You can start devising a plan for yourself by recognizing the signs that someone might need help. Common things to look out for include:
- Missing school, work, or personal appointments because of their alcohol use.
- Drinking more than they plan to.
- Difficulty cutting how much they drink.
- Negative changes in personal and professional relationships because of alcohol use.
It’s also important to watch out for potentially risky behavior, such as driving under the influence, blackouts or overdose. Get medical help if you notice changes such as:
- Loss of consciousness
- Pale or bluish skin
- Depressed breathing
Healthline recommends the following steps for people who identify that a loved one is having issues with alcohol:
- Learn about alcohol use disorder. Government websites provide free information, and there are support groups that can help you find common ground with others who are going through the same thing.
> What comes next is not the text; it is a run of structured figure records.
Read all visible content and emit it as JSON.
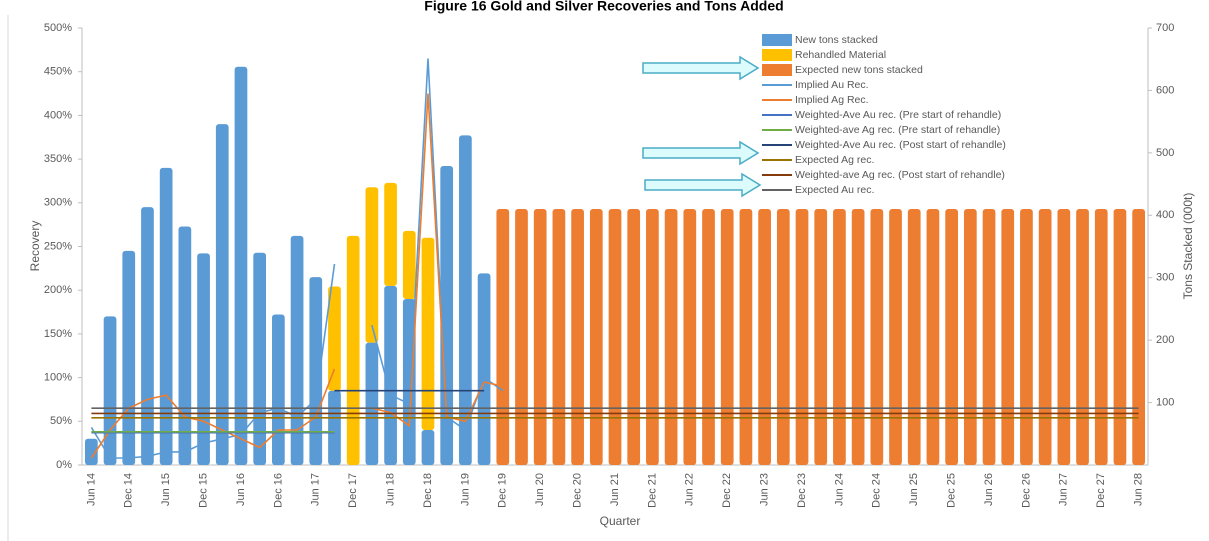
{
  "chart_data": {
    "type": "combo",
    "title": "Figure 16 Gold and Silver Recoveries and Tons Added",
    "xlabel": "Quarter",
    "ylabel": "Recovery",
    "y2label": "Tons Stacked (000t)",
    "categories": [
      "Jun 14",
      null,
      "Dec 14",
      null,
      "Jun 15",
      null,
      "Dec 15",
      null,
      "Jun 16",
      null,
      "Dec 16",
      null,
      "Jun 17",
      null,
      "Dec 17",
      null,
      "Jun 18",
      null,
      "Dec 18",
      null,
      "Jun 19",
      null,
      "Dec 19",
      null,
      "Jun 20",
      null,
      "Dec 20",
      null,
      "Jun 21",
      null,
      "Dec 21",
      null,
      "Jun 22",
      null,
      "Dec 22",
      null,
      "Jun 23",
      null,
      "Dec 23",
      null,
      "Jun 24",
      null,
      "Dec 24",
      null,
      "Jun 25",
      null,
      "Dec 25",
      null,
      "Jun 26",
      null,
      "Dec 26",
      null,
      "Jun 27",
      null,
      "Dec 27",
      null,
      "Jun 28"
    ],
    "ylim": [
      0,
      500
    ],
    "yticks": [
      {
        "value": 0,
        "label": "0%"
      },
      {
        "value": 50,
        "label": "50%"
      },
      {
        "value": 100,
        "label": "100%"
      },
      {
        "value": 150,
        "label": "150%"
      },
      {
        "value": 200,
        "label": "200%"
      },
      {
        "value": 250,
        "label": "250%"
      },
      {
        "value": 300,
        "label": "300%"
      },
      {
        "value": 350,
        "label": "350%"
      },
      {
        "value": 400,
        "label": "400%"
      },
      {
        "value": 450,
        "label": "450%"
      },
      {
        "value": 500,
        "label": "500%"
      }
    ],
    "y2lim": [
      0,
      700
    ],
    "y2ticks": [
      100,
      200,
      300,
      400,
      500,
      600,
      700
    ],
    "series": [
      {
        "name": "New tons stacked",
        "type": "bar",
        "axis": "y2",
        "color": "#5b9bd5",
        "values": [
          42,
          238,
          343,
          413,
          476,
          382,
          339,
          546,
          638,
          340,
          241,
          367,
          301,
          119,
          0,
          196,
          287,
          266,
          56,
          479,
          528,
          307,
          null,
          null,
          null,
          null,
          null,
          null,
          null,
          null,
          null,
          null,
          null,
          null,
          null,
          null,
          null,
          null,
          null,
          null,
          null,
          null,
          null,
          null,
          null,
          null,
          null,
          null,
          null,
          null,
          null,
          null,
          null,
          null,
          null,
          null,
          null
        ]
      },
      {
        "name": "Rehandled Material",
        "type": "bar",
        "axis": "y2",
        "color": "#ffc000",
        "values": [
          null,
          null,
          null,
          null,
          null,
          null,
          null,
          null,
          null,
          null,
          null,
          null,
          null,
          167,
          367,
          249,
          165,
          109,
          308,
          null,
          null,
          null,
          null,
          null,
          null,
          null,
          null,
          null,
          null,
          null,
          null,
          null,
          null,
          null,
          null,
          null,
          null,
          null,
          null,
          null,
          null,
          null,
          null,
          null,
          null,
          null,
          null,
          null,
          null,
          null,
          null,
          null,
          null,
          null,
          null,
          null,
          null
        ]
      },
      {
        "name": "Expected new tons stacked",
        "type": "bar",
        "axis": "y2",
        "color": "#ed7d31",
        "values": [
          null,
          null,
          null,
          null,
          null,
          null,
          null,
          null,
          null,
          null,
          null,
          null,
          null,
          null,
          null,
          null,
          null,
          null,
          null,
          null,
          null,
          null,
          410,
          410,
          410,
          410,
          410,
          410,
          410,
          410,
          410,
          410,
          410,
          410,
          410,
          410,
          410,
          410,
          410,
          410,
          410,
          410,
          410,
          410,
          410,
          410,
          410,
          410,
          410,
          410,
          410,
          410,
          410,
          410,
          410,
          410,
          410
        ]
      },
      {
        "name": "Implied Au Rec.",
        "type": "line",
        "color": "#5b9bd5",
        "values": [
          43,
          8,
          8,
          10,
          15,
          15,
          25,
          30,
          35,
          60,
          65,
          55,
          75,
          230,
          null,
          160,
          80,
          70,
          465,
          55,
          40,
          100,
          85,
          null,
          null,
          null,
          null,
          null,
          null,
          null,
          null,
          null,
          null,
          null,
          null,
          null,
          null,
          null,
          null,
          null,
          null,
          null,
          null,
          null,
          null,
          null,
          null,
          null,
          null,
          null,
          null,
          null,
          null,
          null,
          null,
          null,
          null
        ]
      },
      {
        "name": "Implied Ag Rec.",
        "type": "line",
        "color": "#ed7d31",
        "values": [
          8,
          40,
          65,
          75,
          80,
          55,
          50,
          40,
          30,
          20,
          40,
          40,
          55,
          110,
          null,
          65,
          60,
          45,
          425,
          55,
          50,
          95,
          90,
          null,
          null,
          null,
          null,
          null,
          null,
          null,
          null,
          null,
          null,
          null,
          null,
          null,
          null,
          null,
          null,
          null,
          null,
          null,
          null,
          null,
          null,
          null,
          null,
          null,
          null,
          null,
          null,
          null,
          null,
          null,
          null,
          null,
          null
        ]
      },
      {
        "name": "Weighted-Ave Au rec. (Pre start of rehandle)",
        "type": "line",
        "color": "#4472c4",
        "values": [
          37,
          37,
          37,
          37,
          37,
          37,
          37,
          37,
          37,
          37,
          37,
          37,
          37,
          37,
          null,
          null,
          null,
          null,
          null,
          null,
          null,
          null,
          null,
          null,
          null,
          null,
          null,
          null,
          null,
          null,
          null,
          null,
          null,
          null,
          null,
          null,
          null,
          null,
          null,
          null,
          null,
          null,
          null,
          null,
          null,
          null,
          null,
          null,
          null,
          null,
          null,
          null,
          null,
          null,
          null,
          null,
          null
        ]
      },
      {
        "name": "Weighted-ave Ag rec. (Pre start of rehandle)",
        "type": "line",
        "color": "#70ad47",
        "values": [
          38,
          38,
          38,
          38,
          38,
          38,
          38,
          38,
          38,
          38,
          38,
          38,
          38,
          38,
          null,
          null,
          null,
          null,
          null,
          null,
          null,
          null,
          null,
          null,
          null,
          null,
          null,
          null,
          null,
          null,
          null,
          null,
          null,
          null,
          null,
          null,
          null,
          null,
          null,
          null,
          null,
          null,
          null,
          null,
          null,
          null,
          null,
          null,
          null,
          null,
          null,
          null,
          null,
          null,
          null,
          null,
          null
        ]
      },
      {
        "name": "Weighted-Ave Au rec. (Post start of rehandle)",
        "type": "line",
        "color": "#264478",
        "values": [
          null,
          null,
          null,
          null,
          null,
          null,
          null,
          null,
          null,
          null,
          null,
          null,
          null,
          85,
          85,
          85,
          85,
          85,
          85,
          85,
          85,
          85,
          null,
          null,
          null,
          null,
          null,
          null,
          null,
          null,
          null,
          null,
          null,
          null,
          null,
          null,
          null,
          null,
          null,
          null,
          null,
          null,
          null,
          null,
          null,
          null,
          null,
          null,
          null,
          null,
          null,
          null,
          null,
          null,
          null,
          null,
          null
        ]
      },
      {
        "name": "Expected Ag rec.",
        "type": "line",
        "color": "#997300",
        "values": [
          54,
          54,
          54,
          54,
          54,
          54,
          54,
          54,
          54,
          54,
          54,
          54,
          54,
          54,
          54,
          54,
          54,
          54,
          54,
          54,
          54,
          54,
          54,
          54,
          54,
          54,
          54,
          54,
          54,
          54,
          54,
          54,
          54,
          54,
          54,
          54,
          54,
          54,
          54,
          54,
          54,
          54,
          54,
          54,
          54,
          54,
          54,
          54,
          54,
          54,
          54,
          54,
          54,
          54,
          54,
          54,
          54
        ]
      },
      {
        "name": "Weighted-ave Ag rec. (Post start of rehandle)",
        "type": "line",
        "color": "#843c0c",
        "values": [
          59,
          59,
          59,
          59,
          59,
          59,
          59,
          59,
          59,
          59,
          59,
          59,
          59,
          59,
          59,
          59,
          59,
          59,
          59,
          59,
          59,
          59,
          59,
          59,
          59,
          59,
          59,
          59,
          59,
          59,
          59,
          59,
          59,
          59,
          59,
          59,
          59,
          59,
          59,
          59,
          59,
          59,
          59,
          59,
          59,
          59,
          59,
          59,
          59,
          59,
          59,
          59,
          59,
          59,
          59,
          59,
          59
        ]
      },
      {
        "name": "Expected Au rec.",
        "type": "line",
        "color": "#636363",
        "values": [
          65,
          65,
          65,
          65,
          65,
          65,
          65,
          65,
          65,
          65,
          65,
          65,
          65,
          65,
          65,
          65,
          65,
          65,
          65,
          65,
          65,
          65,
          65,
          65,
          65,
          65,
          65,
          65,
          65,
          65,
          65,
          65,
          65,
          65,
          65,
          65,
          65,
          65,
          65,
          65,
          65,
          65,
          65,
          65,
          65,
          65,
          65,
          65,
          65,
          65,
          65,
          65,
          65,
          65,
          65,
          65,
          65
        ]
      }
    ],
    "legend": "upper right"
  }
}
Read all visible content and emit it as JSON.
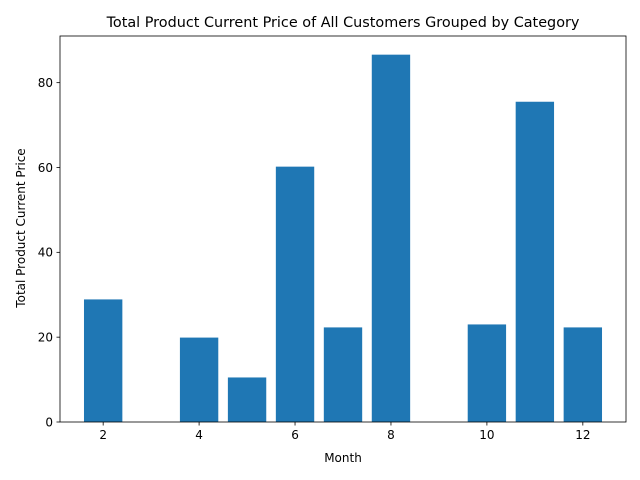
{
  "chart_data": {
    "type": "bar",
    "title": "Total Product Current Price of All Customers Grouped by Category",
    "xlabel": "Month",
    "ylabel": "Total Product Current Price",
    "x": [
      2,
      4,
      5,
      6,
      7,
      8,
      10,
      11,
      12
    ],
    "values": [
      28.9,
      19.9,
      10.5,
      60.2,
      22.3,
      86.6,
      23.0,
      75.5,
      22.3
    ],
    "xlim": [
      1.1,
      12.9
    ],
    "ylim": [
      0,
      91
    ],
    "xticks": [
      2,
      4,
      6,
      8,
      10,
      12
    ],
    "yticks": [
      0,
      20,
      40,
      60,
      80
    ],
    "bar_color": "#1f77b4",
    "grid": false,
    "legend": "none"
  }
}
- Let the person know you are there for them. Try to use “I” statements to minimize the chances of coming across as accusatory, and prepare yourself for the possibility that things might not go the way you want them to.
- Choose a quiet place to have the conversation, and make sure your loved one is not under the influence.
- Don’t take their response personally. Admitting to a problem is the hardest part, and you should be prepared for a negative reply, or for denial of a problem.
- Let your loved one know you have their back, but gently mention that they should talk to a qualified individual who can help them.
- Plan an intervention. If the problem is serious, you’ll need to enlist support from friends, family, and other trusted individuals.
But the biggest lesson came from my own experience with how my family handled my uncle’s SUD. Studies show that gossip can become a form of human bonding but judging a loved one who faces substance use disorder is no substitute for a loving intervention or a more structured plan to help them. I was a child when my uncle was dealing with alcohol misuse, and I know now that this wasn’t my fault, but I also learned a valuable lesson about what not to do.
There’s nothing I can do for my uncle now but I hope that sharing this story can be of assistance to people who want to exchange their judgment for the possibility of real results. Remember: If you or a loved one are struggling with SUD, you can reach out to your doctor, therapist, or other health professional. You can also seek support from a sober community or local Al-Anon meeting.